There are a ton of ways to build day trading careers… But all of them start with the basics.

Before you even think about becoming profitable, you’ll need to build a solid foundation. That’s what I help my students do every day — scanning the market, outlining trading plans, and answering any questions that come up.

You can check out the NO-COST webinar here for a closer look at how successful traders go about preparing for the trading day!

How are you integrating AI into your trading? Write “I won’t trade without a plan” in the comments if you’re ready to trade the right way!

Frequently Asked Questions

Is AI Better Than Humans at Stock Trading?

AI is faster, but not smarter. It doesn’t panic or get greedy — but it also doesn’t recognize red flags or adjust to news like a human can. The best traders use AI to support decisions, not make them.

How Accurate is AI in Predicting Market Trends?

Accuracy varies by model, dataset, and conditions. According to a 2024 meta-review, accuracy is the most common metric, but no model is perfect. Most models do better with classification (up/down) than predicting exact prices.

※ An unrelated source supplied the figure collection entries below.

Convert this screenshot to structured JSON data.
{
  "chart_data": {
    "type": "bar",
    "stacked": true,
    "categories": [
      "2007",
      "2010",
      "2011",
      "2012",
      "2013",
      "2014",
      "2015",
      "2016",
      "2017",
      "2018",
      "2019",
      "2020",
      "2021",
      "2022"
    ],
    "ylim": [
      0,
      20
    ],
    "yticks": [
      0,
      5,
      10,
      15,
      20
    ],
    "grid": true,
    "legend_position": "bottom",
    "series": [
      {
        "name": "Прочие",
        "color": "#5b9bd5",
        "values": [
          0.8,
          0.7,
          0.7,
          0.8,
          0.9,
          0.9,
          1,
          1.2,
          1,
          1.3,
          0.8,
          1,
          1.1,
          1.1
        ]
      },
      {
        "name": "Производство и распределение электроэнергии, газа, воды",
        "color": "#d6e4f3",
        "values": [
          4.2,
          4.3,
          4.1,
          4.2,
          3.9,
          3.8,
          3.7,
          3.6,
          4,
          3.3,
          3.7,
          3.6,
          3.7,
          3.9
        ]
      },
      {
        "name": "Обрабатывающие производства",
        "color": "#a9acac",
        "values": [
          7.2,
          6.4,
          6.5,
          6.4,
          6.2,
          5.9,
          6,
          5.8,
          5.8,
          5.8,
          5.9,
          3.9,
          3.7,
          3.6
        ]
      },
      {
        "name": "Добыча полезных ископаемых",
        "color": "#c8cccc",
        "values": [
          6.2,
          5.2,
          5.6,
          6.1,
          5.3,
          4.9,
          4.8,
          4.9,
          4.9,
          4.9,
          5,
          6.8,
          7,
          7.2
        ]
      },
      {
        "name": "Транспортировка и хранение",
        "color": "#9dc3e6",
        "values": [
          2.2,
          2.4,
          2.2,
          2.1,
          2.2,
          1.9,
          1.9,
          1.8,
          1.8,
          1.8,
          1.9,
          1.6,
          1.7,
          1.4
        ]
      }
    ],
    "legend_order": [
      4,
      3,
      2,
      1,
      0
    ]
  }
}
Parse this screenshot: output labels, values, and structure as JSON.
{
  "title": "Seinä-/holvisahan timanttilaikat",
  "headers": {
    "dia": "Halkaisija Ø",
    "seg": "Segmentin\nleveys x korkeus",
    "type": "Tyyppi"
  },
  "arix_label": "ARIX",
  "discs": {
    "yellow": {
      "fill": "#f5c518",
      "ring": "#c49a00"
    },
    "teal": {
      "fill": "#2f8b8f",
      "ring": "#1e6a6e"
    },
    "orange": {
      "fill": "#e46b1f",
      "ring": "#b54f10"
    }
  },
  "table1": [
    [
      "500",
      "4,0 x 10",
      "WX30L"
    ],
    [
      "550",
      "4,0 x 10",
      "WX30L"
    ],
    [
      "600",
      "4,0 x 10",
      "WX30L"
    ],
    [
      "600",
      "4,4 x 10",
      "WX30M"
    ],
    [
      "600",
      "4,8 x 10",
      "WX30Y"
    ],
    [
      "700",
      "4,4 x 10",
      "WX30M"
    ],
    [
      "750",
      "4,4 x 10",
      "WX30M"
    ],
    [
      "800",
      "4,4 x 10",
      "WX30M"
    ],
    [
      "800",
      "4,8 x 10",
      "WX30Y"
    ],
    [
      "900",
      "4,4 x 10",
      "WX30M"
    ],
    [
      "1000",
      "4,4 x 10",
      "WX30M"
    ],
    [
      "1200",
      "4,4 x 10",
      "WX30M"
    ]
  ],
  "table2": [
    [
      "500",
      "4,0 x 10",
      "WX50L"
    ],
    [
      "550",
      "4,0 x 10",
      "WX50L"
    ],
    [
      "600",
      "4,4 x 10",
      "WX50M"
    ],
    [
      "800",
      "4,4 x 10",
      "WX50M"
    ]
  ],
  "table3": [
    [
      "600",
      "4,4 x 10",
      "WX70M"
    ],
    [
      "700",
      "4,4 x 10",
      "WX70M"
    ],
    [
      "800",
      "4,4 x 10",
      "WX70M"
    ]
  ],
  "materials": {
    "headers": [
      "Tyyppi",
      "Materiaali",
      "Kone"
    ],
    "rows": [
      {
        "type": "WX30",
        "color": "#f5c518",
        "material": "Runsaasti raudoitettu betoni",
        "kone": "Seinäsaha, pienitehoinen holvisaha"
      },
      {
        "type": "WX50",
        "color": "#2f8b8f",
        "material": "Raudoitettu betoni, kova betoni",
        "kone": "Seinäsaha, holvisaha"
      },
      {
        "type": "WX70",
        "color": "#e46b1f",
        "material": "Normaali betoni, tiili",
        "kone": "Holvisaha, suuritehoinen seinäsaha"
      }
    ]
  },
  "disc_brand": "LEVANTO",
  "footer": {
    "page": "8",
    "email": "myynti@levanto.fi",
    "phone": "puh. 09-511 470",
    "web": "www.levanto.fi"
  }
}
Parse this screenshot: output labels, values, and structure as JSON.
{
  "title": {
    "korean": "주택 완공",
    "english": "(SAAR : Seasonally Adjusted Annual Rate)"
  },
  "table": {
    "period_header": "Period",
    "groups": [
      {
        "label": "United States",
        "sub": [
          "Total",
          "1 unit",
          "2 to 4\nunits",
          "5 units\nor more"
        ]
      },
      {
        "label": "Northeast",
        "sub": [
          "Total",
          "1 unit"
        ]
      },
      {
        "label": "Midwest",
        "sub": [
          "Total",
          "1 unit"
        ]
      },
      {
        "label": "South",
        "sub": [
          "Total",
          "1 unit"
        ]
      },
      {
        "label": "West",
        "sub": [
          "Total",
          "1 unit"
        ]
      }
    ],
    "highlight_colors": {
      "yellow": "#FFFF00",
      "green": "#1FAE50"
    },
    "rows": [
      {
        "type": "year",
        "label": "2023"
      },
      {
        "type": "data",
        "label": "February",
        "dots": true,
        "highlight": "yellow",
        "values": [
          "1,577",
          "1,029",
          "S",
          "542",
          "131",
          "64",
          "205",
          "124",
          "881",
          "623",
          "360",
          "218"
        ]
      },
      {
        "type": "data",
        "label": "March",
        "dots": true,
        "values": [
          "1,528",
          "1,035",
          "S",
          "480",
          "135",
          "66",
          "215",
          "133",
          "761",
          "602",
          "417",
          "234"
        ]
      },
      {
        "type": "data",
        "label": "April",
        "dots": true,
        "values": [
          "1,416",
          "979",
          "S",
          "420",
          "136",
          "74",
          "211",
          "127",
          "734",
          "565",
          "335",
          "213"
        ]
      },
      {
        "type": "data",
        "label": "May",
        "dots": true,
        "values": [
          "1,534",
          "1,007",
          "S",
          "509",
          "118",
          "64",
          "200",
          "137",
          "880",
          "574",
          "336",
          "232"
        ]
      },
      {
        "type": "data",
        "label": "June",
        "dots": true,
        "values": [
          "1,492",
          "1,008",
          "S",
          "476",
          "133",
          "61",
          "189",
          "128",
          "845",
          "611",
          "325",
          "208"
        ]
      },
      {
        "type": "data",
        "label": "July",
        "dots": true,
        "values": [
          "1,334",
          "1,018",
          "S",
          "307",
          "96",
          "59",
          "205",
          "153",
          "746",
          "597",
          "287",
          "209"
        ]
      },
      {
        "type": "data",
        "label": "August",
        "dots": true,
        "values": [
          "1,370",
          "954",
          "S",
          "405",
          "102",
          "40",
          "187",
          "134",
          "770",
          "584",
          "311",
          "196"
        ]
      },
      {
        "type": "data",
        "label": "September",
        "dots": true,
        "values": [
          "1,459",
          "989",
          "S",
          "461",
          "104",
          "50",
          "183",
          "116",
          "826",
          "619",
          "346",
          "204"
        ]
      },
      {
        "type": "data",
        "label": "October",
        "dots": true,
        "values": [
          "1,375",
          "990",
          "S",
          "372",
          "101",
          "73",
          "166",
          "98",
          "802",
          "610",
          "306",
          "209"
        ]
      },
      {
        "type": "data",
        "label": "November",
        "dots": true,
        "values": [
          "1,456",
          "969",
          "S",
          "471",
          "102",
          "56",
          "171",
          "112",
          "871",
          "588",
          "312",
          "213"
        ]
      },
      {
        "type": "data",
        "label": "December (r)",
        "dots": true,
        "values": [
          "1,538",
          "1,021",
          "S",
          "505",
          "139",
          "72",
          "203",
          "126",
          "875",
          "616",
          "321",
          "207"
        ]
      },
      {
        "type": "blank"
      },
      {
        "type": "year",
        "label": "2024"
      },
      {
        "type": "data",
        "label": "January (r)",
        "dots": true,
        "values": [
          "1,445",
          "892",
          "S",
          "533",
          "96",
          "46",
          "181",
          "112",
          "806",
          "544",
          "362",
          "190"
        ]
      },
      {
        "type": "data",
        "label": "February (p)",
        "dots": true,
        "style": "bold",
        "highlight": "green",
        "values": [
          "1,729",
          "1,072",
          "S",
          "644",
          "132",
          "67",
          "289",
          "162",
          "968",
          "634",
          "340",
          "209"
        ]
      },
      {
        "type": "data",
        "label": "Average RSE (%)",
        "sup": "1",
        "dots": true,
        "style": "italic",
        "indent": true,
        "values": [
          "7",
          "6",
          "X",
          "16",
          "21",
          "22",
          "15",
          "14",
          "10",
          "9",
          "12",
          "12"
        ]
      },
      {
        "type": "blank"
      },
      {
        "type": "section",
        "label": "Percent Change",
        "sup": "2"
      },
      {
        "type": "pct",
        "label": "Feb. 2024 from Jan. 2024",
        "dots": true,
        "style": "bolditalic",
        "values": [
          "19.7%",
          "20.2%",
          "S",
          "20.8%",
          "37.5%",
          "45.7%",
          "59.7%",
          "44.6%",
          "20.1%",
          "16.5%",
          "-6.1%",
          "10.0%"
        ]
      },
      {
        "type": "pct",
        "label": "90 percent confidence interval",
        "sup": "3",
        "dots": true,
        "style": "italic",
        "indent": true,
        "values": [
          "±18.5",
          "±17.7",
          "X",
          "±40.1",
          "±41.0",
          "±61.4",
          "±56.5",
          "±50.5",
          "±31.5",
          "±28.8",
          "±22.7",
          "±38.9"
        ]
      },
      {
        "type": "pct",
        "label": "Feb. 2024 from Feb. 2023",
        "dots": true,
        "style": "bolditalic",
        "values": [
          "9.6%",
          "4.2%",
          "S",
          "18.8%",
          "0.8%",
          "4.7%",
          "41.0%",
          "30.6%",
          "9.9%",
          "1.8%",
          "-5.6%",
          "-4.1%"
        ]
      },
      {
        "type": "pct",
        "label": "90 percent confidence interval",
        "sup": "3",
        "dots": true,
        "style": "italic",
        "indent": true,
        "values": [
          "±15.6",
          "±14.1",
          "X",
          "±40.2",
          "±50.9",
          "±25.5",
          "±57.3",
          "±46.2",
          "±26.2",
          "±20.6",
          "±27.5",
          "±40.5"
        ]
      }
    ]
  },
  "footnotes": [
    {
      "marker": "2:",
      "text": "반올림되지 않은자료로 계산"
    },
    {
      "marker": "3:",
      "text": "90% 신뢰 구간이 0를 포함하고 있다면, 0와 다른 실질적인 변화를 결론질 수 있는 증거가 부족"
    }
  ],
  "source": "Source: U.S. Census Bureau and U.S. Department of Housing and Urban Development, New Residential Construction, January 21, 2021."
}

Does AI Stock Prediction Work in Real-Time Trading?

AI models can help with real-time insights, but they’re not plug-and-play solutions. Real-time trading involves emotion, execution speed, and market psychology — things AI still can’t fully replicate. AI works best when paired with strong rules and discipline.

Can AI Factor In Dividends and Asset Data When Making Stock Predictions?

Yes, AI models can be trained to include dividend payouts, asset valuations, and other financial metrics in their predictions. By analyzing a company’s historical dividends and total assets alongside technical indicators, AI tools can provide deeper context on stability, growth potential, and likely market behavior. While I’ve always taught that price action is king, incorporating this kind of structured finance data can support smarter trade planning, especially when you’re watching for subtle shifts in market sentiment.